I honestly don't know how I lived before finding Orson's radio theater performances! I mean, seriously!
Private Lives is a crazy combination of hilarity and tragedy that appeals to my macabre sense of humor. Orson Welles plays Elyot and actress Gertrude Lawrence plays his ex-wife Amanda (Gertrude actually played opposite Noël in 1930 in this play on the stage!). Each of these individuals has remarried and each of them is on their honeymoon, I would say the wedding night, actually. And of course, each couple stays in the same hotel!
And of course, they have suites right next to each other!
Elyot and Amanda see each other, turn white as a sheet (assumedly, since it is radio), and immediately beg their new spouses to agree to move to a different hotel. Which is hilarious because each of them wanted to go to Paris so they would have run into each other there too. Apparently, Amanda and Elyot both love the same hotels/resorts. Can't imagine how that happened.
Anyway, the new spouses are frustrated at this new itchy, irritating side to Elyot and Amanda and dig in their heels, refusing to change hotels. Each of the new spouses storms off to have dinner alone in the resort, leaving, CUE DRAMATIC MUSIC, Elyot and Amanda alone!
The divorced couple gets to talking, realizes how very much they still desperately love each other despite the smackdown drag-out fights they indulged in when they were married. Yah, that sounds healthy. After indulging in a bit of desperate guilt, the two set up a phrase, or in this case, a name, Solomon Isaacs, that each of them has the right to say to call a cease-fire for several minutes should an argument break out. Then they run away together, off to Amanda's apartment in Paris.
Whoo boy.
Yes, Private Lives is hilarious.
But my heart also breaks for the other spouses. These poor people, Sibyl and Victor, had nothing whatsoever to do with any of this insanity. The only thing they did wrong was fall in love with fickle people who can't live with each other and can't live without each other either. It's not a comforting thought to realize that the only way your husband/wife would be faithful is if they never saw their ex-spouse in the flesh. Yipes!
Down to the nitty-gritty of the radio theater performance.
Orson uses a delightful hoity-toity British accent as if he were a second son of a lord or duke. It's a lovely accent, made even more so by the absurd lines in the play that he gets to perform. Gertrude must have been a hoot on the stage because I absolutely adore her in the radio play! She has this charming selfishness to her voice that suits the character perfectly. And together, you buy that Elyot and Amanda are still in love. They just sell it, even though they each had their own microphone they were performing from, you can picture them in each other's arms, both arguing and kissing at the same time.
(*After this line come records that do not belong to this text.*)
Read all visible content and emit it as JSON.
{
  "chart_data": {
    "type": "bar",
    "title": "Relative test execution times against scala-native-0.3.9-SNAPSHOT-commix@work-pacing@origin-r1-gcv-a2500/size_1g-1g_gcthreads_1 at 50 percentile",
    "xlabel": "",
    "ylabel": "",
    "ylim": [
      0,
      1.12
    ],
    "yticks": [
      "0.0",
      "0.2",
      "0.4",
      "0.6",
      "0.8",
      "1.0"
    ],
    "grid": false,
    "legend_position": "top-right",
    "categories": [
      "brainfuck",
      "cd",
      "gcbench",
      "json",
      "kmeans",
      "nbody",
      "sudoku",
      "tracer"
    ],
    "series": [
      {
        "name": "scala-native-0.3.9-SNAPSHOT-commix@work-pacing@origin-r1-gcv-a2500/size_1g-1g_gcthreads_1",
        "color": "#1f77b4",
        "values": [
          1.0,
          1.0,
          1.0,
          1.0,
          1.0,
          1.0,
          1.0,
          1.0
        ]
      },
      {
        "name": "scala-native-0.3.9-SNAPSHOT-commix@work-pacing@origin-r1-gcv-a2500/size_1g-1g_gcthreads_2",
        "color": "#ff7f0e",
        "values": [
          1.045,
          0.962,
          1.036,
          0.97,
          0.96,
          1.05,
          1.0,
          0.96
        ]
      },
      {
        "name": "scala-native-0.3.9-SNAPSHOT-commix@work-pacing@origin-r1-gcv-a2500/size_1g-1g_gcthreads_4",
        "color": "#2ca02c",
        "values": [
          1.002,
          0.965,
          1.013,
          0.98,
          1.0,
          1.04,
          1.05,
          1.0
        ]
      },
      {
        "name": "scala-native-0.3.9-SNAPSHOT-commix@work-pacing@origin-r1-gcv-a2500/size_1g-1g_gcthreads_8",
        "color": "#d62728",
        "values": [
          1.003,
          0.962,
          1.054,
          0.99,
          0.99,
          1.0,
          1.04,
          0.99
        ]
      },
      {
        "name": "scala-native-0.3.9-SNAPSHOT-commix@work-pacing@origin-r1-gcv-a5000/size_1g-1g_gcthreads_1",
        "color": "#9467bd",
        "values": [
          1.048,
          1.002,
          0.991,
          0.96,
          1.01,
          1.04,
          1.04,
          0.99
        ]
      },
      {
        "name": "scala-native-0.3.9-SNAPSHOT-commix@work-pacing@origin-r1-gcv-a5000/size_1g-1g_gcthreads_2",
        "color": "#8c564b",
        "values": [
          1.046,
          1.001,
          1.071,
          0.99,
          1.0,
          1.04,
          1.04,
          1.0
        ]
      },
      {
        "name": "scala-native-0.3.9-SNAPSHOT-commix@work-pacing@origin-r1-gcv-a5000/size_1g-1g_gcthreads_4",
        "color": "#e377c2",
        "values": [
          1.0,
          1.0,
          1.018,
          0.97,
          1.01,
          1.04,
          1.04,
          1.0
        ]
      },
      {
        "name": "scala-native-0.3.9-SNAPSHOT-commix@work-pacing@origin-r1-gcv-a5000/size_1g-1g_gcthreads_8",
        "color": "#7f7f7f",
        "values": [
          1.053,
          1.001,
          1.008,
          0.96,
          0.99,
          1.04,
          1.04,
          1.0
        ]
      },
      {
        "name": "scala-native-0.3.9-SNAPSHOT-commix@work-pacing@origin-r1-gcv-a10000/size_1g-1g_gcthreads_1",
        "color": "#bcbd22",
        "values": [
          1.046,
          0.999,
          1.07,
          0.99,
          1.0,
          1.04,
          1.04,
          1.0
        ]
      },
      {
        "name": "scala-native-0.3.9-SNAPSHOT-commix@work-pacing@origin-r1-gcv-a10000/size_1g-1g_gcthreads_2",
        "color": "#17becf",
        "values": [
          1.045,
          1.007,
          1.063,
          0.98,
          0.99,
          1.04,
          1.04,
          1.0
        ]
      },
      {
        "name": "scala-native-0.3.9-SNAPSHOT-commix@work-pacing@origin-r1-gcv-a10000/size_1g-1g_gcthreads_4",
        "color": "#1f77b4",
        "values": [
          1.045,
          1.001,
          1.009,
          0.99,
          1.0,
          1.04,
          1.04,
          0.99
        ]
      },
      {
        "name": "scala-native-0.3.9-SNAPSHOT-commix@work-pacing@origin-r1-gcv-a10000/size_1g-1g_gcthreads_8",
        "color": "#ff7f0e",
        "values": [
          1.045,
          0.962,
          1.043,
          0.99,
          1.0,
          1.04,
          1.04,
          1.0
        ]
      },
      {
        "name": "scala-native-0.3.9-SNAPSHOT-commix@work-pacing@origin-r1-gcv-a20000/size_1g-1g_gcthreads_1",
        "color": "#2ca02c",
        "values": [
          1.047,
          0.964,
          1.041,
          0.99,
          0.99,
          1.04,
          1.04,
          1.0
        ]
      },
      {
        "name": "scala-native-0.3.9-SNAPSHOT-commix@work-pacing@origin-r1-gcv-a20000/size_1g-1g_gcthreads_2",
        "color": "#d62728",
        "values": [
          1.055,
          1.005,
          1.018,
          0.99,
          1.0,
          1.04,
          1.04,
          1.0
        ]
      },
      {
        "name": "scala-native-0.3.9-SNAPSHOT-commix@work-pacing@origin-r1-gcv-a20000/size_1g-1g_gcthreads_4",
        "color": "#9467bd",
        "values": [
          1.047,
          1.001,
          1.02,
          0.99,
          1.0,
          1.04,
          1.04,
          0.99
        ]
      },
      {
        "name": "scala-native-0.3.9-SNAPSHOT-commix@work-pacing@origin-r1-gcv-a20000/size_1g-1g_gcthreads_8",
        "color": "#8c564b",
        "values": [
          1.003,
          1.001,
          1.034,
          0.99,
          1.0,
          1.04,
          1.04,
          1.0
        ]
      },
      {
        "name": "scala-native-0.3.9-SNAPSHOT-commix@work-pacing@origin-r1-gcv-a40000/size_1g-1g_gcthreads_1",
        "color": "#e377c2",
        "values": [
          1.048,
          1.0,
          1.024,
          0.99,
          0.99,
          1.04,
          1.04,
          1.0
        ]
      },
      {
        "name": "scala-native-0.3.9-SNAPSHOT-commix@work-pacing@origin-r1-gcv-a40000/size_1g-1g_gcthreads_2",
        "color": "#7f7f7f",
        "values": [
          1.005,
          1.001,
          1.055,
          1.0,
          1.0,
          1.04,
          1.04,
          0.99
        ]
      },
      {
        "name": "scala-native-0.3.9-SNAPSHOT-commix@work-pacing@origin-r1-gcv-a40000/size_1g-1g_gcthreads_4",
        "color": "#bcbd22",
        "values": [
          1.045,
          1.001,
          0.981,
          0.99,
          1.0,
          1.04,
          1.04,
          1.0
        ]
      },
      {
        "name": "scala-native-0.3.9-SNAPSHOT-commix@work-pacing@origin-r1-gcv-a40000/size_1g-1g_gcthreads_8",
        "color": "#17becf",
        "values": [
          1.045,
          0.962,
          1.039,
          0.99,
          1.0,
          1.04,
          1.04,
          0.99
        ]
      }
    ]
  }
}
It's insane to be able to capture that type of authenticity on the radio!
The secondary casting for Sibyl and Victor was excellent as well. Sibyl (Naomi Campbell) is this sweet little voice that you empathize with because she's right when she says that it's all so squalid. And Victor (Robert Speaight), well, he's a bit of a dullard, sort of white bread with mayonnaise, which is fine, but Amanda should have known better than to marry him. She would have been bored within a week.
And then there's the manager of the hotel. Oh my gosh, I LOVE him and I have no idea who played him. He's this officious little Frenchman who's an impartial observer to the insanity of Amanda and Elyot reconnecting. He's, in effect, the chorus or the narrator, and is positively brilliant.
Private Lives is in my top 5 favorites of Orson's radio theater productions. It's a perfect representation of the 1930s lackadaisical attitude towards marriage and I just can't help loving it.